Two Palestinian prisoners remain on hunger strike

Two Palestinian prisoners, Hamza Marwan Bouzia, 27, and Salah Khawaja, 50, remain on hunger strike in protest of their administrative detention, imprisonment without charge or trial, on 15 November. Two more Palestinian prisoners, Bajis Nakhleh, 52, and Hassan Hassanein Shokeh, 29, suspended their hunger strikes on Tuesday evening, 14 November.

Shokeh, 29, spent 35 days on hunger strike without food in protest of his imprisonment without charge or trial. He was seized by Israeli occupation forces on 29 September, less than one month after being released from prison on 31 August. His lawyer, Ahlam Haddad, said that he suspended his strike after the Israeli military prosecution directed him to be indicted in military court rather than be held under administrative detention. From Bethlehem, he is held in the Ramle prison clinic.

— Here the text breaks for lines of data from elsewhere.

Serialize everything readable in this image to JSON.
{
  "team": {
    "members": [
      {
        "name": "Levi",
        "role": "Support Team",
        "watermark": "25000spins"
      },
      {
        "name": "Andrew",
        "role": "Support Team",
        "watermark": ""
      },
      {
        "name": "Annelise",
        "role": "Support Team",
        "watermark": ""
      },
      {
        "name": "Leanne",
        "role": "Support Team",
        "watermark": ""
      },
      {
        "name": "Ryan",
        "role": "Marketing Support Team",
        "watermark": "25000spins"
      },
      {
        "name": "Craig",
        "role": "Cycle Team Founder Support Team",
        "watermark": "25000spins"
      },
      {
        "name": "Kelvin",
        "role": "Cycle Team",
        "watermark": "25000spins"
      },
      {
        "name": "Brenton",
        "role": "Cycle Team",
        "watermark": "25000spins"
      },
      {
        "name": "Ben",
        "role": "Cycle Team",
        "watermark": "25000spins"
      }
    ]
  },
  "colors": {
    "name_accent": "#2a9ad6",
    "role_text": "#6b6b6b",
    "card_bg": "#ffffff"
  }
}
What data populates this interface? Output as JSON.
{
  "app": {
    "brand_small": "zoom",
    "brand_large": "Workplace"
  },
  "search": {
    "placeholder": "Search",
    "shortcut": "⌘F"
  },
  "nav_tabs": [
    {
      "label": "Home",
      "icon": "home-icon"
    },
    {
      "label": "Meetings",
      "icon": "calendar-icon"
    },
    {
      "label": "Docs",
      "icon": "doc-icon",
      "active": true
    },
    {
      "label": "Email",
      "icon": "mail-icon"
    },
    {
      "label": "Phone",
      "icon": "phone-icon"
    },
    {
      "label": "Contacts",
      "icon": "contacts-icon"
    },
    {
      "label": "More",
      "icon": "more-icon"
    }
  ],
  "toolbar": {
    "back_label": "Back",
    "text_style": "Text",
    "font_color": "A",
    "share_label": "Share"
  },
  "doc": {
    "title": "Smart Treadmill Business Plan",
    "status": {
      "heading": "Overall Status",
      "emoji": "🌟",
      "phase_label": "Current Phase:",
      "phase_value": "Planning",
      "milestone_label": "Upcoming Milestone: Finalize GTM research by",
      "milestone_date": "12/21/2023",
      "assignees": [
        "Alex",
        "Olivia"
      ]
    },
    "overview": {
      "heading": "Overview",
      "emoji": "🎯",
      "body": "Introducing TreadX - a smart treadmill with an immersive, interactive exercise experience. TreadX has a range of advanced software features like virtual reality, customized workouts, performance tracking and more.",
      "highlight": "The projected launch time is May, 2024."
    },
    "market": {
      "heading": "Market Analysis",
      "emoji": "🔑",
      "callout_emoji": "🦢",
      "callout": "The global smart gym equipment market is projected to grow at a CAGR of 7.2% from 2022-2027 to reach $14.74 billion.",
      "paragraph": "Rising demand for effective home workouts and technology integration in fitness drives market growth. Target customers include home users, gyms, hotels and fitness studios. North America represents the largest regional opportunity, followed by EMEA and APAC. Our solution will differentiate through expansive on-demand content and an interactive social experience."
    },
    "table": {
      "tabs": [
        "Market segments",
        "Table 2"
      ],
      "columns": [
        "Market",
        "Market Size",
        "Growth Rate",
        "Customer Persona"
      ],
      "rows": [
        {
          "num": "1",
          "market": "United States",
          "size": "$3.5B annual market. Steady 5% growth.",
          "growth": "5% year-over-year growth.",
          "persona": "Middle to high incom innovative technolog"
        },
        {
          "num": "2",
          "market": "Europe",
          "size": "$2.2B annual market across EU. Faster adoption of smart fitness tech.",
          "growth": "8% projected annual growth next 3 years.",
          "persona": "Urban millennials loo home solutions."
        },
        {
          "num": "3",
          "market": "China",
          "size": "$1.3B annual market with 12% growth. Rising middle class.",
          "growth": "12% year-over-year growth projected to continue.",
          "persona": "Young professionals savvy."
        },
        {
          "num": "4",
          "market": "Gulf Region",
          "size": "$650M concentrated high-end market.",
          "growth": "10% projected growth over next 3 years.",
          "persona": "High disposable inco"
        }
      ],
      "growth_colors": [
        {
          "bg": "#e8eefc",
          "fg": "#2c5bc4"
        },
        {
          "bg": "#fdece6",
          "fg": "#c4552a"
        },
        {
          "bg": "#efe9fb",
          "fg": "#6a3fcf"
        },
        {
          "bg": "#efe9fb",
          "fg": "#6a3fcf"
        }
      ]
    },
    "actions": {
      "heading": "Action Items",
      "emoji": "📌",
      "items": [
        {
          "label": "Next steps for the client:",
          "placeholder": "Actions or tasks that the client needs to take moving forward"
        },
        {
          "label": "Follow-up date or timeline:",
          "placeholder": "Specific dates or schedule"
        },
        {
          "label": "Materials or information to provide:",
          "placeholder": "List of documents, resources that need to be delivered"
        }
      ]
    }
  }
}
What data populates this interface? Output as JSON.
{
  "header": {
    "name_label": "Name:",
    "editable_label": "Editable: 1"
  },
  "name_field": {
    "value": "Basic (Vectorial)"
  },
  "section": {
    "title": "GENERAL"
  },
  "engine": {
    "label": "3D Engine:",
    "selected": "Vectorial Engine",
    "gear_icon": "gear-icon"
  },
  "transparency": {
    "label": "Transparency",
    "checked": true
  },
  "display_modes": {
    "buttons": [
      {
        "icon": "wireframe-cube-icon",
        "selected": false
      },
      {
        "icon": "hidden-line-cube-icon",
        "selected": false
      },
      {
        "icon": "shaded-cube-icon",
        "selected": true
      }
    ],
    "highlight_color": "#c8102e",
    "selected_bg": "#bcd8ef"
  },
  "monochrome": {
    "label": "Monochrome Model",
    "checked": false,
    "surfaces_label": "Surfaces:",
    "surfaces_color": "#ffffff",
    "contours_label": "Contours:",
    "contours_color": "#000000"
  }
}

Nakhleh, 52, from Jalazone refugee camp near Ramallah, suspended his strike when he was moved to Ofer prison from the Etzion interrogation center. He had launched his strike on 8 November, when he was seized by occupation forces who invaded his family home.

Bouzia, 27, from Kifl Hares in Salfit, has been on hunger strike for 24 days demanding his release from administrative detention without charge or trial, while Khawaja, from Nil’in, is protesting the renewal of his administrative detention only one day before he was to be released.

Bouzia and Khawaja are among over 450 Palestinians imprisoned without charge or trial under indefinitely renewable administrative detention orders. Many Palestinians have spent years at a time jaile under these orders, and ending administrative detention has been a demand of Palestinian hunger strikers continuously for years.